Jenny opens the collection with a poem titled “Topographies”. In the poem, the poet introduces the surroundings, nature and the on-goings, then concludes with the subject of grief that hints on the loss of both her parents “Our mother’s body/Not our mother’s body/Our father’s body/Not our father’s body./A grief bleating at our shores/A landscape breaking.”
The prolificity of Jenny’s writing is seen in her use of language; how she bends metaphors to achieve vivid imagery. This can be seen in the poem “Fortune Fish” where the poet gives a description of the environment as well as their condition of living “…The waves slap our house inside our/heads. This is where we were born, we say to the fish camp. Everyone/on the boardwalk claps when the scenes get shuffled—the sun goes/down and the fireworks cruise comes out behind the curtain”
Aside from the thematic preoccupation of loss and nostalgia and the poet’s fondness for water bodies, there is an antithetic parallelism that runs through the collection where the poet juxtaposes the poor living conditions of the locals against the wealthy lives of tourists who come to see the beach. Through this, the concept of Marxism is explored. This exploration is most profound in the poem “Locals” where the lifeguards do not bother about the locals but look out for the tourists instead “…and the lifeguards don’t say a thing./We aren’t worth the trouble. We’re a reflection swimming backward. We’re crabs breaking the pot”
Through the prosaic structure of individual poems in the collection, one can easily recognize the narrative stance employed by the poet in telling the story of loss and expressing the grief that comes with losing a loved one. What I admire most in Jenny’s Dear Outsiders is her forgiving spirit. Though the ocean took her mother from her, she “won’t remember the lessons/or the front yards or what time when our mother was pulled/her hair big, an ocean in an ocean and how everything got when/ our father died for good too.
It is in not remembering that Jenny finds a way to forgive the ocean for what it has taken away from her and her sibling as well as wishes to go back to living the ocean life because, in her words “this is where we were born.
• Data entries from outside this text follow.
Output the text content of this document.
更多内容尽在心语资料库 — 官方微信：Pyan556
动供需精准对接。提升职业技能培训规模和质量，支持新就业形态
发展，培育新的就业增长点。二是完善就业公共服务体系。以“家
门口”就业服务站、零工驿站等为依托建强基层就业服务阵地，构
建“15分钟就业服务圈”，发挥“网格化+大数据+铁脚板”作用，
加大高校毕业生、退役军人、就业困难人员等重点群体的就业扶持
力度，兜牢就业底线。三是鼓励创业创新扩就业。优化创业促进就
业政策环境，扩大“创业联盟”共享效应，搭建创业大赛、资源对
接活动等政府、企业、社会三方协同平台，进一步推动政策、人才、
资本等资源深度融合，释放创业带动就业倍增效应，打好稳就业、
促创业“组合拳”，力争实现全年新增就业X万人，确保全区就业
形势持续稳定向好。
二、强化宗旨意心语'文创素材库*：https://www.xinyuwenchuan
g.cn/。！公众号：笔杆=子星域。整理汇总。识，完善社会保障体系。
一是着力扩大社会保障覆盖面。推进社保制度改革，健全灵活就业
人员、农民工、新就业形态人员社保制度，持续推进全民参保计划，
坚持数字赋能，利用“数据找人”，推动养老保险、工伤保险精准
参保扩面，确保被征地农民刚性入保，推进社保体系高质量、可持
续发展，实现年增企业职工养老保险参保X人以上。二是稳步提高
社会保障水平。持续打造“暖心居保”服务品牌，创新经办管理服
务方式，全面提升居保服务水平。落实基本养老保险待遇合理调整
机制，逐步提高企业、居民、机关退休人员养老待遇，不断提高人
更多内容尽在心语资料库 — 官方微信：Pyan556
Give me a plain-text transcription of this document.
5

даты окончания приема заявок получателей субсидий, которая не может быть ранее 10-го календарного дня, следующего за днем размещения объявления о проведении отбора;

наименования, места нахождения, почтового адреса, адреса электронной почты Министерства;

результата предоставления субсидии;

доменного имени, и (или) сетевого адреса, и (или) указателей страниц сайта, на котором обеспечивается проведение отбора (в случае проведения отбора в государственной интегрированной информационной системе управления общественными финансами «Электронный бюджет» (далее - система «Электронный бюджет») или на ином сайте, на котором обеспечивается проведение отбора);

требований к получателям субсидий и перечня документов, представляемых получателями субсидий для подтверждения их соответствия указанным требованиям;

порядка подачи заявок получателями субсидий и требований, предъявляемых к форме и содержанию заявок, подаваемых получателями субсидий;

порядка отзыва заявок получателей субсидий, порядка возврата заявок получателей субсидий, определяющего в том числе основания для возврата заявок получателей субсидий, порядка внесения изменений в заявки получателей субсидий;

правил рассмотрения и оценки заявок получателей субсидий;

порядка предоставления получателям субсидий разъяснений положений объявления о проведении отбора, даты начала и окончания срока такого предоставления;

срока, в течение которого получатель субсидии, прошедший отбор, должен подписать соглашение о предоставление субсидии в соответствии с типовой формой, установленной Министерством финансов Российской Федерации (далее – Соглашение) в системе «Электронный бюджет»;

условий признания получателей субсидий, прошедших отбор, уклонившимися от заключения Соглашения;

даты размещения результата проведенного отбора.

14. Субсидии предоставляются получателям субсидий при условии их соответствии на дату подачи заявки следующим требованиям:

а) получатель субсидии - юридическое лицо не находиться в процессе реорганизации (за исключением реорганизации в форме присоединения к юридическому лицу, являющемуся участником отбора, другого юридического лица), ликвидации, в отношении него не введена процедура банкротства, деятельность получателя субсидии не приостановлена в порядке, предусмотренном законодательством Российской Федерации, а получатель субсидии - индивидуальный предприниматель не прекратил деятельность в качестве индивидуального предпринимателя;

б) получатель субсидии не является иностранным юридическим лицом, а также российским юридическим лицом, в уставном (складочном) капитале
This is where we became orphans, where we stayed on top of the water. This is where we say no more”.
As much as this position of wanting to return to ones place of injury may seem absurd and questionable, especially by “Dear outsiders” who only visit the beach to take pictures, Jenny continues to reiterate her fondness for such life while contrasting it with living in a place surrounded by land as it is the only life she knows. Here, In Jenny’s Dear Outsider, we see the power of nostalgia and reminiscence as a tool for forgiving and healing.